Impala Export to CSV
Apache Impala is an open source massively parallel processing SQL query engine for data stored in a computer cluster running Apache Hadoop.
In some cases, impala-shell is installed manually on other machines that are not managed through Cloudera Manager. In such cases, you can still launch impala-shell and submit queries from those external machines to a DataNode where impalad is running.
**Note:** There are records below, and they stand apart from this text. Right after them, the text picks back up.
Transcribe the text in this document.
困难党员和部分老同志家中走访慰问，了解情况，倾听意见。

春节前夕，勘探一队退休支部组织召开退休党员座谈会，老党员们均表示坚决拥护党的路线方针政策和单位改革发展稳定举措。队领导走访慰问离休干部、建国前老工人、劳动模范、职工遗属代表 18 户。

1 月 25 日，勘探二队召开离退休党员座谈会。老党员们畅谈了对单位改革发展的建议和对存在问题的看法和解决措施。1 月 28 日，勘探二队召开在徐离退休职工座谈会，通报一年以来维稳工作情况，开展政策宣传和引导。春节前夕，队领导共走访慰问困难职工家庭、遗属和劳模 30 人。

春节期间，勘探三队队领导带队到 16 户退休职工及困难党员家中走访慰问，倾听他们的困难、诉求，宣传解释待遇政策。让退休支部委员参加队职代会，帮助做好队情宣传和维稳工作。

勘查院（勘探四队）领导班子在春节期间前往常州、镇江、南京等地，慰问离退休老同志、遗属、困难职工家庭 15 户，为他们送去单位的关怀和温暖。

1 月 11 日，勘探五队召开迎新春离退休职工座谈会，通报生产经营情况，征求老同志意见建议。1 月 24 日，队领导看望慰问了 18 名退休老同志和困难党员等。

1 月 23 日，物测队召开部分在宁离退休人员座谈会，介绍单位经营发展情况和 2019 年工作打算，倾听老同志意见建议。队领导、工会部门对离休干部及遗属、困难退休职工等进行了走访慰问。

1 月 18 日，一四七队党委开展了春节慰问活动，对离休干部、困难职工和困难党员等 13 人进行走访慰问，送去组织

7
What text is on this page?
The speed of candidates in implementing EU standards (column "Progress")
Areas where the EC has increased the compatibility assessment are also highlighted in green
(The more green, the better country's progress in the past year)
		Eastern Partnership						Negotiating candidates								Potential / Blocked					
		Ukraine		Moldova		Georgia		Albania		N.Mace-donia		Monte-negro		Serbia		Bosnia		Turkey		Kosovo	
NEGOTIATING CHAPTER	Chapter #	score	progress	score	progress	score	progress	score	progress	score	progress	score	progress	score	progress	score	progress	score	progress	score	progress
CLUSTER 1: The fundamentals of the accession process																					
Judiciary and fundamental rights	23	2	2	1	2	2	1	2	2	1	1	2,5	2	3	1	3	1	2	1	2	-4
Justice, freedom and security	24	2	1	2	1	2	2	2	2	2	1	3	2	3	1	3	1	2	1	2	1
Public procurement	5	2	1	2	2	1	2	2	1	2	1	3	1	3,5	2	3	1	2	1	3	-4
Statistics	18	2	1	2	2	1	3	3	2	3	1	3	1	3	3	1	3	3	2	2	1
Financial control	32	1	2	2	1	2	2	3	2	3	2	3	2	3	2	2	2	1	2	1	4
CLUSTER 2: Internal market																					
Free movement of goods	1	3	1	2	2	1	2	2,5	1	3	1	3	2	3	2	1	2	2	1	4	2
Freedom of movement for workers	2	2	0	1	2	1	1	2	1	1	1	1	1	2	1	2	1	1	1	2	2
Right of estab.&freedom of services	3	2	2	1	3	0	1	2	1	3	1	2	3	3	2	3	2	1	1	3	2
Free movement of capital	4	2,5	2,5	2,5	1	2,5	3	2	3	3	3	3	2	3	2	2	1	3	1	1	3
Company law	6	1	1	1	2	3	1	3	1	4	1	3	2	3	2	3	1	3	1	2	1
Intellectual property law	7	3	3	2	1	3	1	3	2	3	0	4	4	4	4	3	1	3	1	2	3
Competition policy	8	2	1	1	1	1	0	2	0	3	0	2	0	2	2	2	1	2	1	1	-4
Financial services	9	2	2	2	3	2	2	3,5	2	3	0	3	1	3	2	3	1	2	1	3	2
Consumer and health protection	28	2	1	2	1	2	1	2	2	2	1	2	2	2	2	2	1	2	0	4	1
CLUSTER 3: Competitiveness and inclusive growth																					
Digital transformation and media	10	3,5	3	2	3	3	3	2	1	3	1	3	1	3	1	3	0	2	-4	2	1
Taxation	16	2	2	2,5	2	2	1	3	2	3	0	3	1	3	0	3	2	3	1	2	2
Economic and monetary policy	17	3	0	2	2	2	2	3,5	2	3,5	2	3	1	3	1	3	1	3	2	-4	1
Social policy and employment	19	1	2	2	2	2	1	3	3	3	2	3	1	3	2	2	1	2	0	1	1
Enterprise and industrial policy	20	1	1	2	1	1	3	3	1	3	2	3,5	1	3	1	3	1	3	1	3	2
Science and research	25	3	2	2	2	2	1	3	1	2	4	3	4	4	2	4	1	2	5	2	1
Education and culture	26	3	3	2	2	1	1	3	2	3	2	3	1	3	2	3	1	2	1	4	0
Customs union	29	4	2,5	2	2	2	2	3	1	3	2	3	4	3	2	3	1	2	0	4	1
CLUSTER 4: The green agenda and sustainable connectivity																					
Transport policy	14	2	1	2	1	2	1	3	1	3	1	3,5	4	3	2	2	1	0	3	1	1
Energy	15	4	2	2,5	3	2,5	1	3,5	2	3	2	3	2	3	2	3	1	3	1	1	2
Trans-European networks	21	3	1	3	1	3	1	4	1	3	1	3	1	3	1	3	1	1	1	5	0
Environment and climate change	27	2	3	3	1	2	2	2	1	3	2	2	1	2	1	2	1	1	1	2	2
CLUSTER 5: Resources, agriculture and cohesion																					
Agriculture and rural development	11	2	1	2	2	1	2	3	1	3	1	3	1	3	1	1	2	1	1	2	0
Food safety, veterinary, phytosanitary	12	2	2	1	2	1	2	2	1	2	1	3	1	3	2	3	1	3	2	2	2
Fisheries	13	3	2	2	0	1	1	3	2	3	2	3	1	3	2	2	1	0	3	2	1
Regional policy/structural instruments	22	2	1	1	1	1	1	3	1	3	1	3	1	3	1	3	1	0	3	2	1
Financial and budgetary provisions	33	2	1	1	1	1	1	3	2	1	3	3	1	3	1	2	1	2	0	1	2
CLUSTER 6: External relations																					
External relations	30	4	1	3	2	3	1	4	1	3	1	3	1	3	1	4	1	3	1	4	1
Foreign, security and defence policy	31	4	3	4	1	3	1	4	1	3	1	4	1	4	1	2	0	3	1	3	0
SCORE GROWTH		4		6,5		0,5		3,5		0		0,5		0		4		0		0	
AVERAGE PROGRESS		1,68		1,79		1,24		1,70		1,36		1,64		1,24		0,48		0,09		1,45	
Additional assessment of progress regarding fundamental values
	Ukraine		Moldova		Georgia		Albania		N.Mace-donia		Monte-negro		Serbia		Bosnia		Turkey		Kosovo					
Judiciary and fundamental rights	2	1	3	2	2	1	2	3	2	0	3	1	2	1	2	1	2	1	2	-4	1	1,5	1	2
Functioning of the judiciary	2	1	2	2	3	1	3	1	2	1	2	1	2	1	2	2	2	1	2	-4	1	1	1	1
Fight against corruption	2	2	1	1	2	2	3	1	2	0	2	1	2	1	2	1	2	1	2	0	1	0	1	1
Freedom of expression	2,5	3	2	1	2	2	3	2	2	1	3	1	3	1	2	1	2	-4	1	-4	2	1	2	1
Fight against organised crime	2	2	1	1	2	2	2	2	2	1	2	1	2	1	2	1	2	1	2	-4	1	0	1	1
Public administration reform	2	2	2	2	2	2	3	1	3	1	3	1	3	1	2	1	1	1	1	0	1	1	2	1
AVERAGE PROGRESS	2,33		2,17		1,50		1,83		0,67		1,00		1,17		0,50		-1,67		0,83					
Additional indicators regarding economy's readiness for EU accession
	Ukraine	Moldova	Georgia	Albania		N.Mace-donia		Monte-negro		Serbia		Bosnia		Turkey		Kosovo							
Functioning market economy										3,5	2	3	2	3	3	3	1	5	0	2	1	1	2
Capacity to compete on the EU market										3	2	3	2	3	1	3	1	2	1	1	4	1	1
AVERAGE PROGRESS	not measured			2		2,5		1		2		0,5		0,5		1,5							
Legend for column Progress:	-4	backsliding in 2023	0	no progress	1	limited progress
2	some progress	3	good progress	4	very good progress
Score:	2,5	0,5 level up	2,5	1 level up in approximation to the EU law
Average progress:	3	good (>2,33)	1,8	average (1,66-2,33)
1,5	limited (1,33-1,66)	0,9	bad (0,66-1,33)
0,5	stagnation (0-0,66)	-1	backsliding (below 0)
In such a specific scenario, impala-shell is started and connected to remote hosts by passing an appropriate hostname and port (if not the default, 21000
).
To use Impala shell to connect to Impala daemons running on other DataNode machines, you just need to have a DataNode hostname and a port number where impalad is configured, to receive queries and pass both hostname and port with the connect <hostname:port>
command, as shown in the following code:Copy
[Not connected] > connect datanode-hostname
[datanode-hostname:21000]
code to export file:
impala-shell -B -o output.csv --output_delimiter=',' -q "use test;
select * from teams;"
submit query as a file:
impala-shell -B -f my-query.txt -o query_result.txt '--output_delimiter=,'
OR
impala-shell -i <servername:portname> -B -q 'SELECT from_unixtime(field00) as 'in_date', field01, field02 FROM <table> LIMIT 100;' -o query_out.csv '--output_delimiter=\174'
if looking for adding header as well, then include --print header
in the command
impala-shell -B -f my-query.txt -o query_result.txt --print_header '--output_delimiter=,'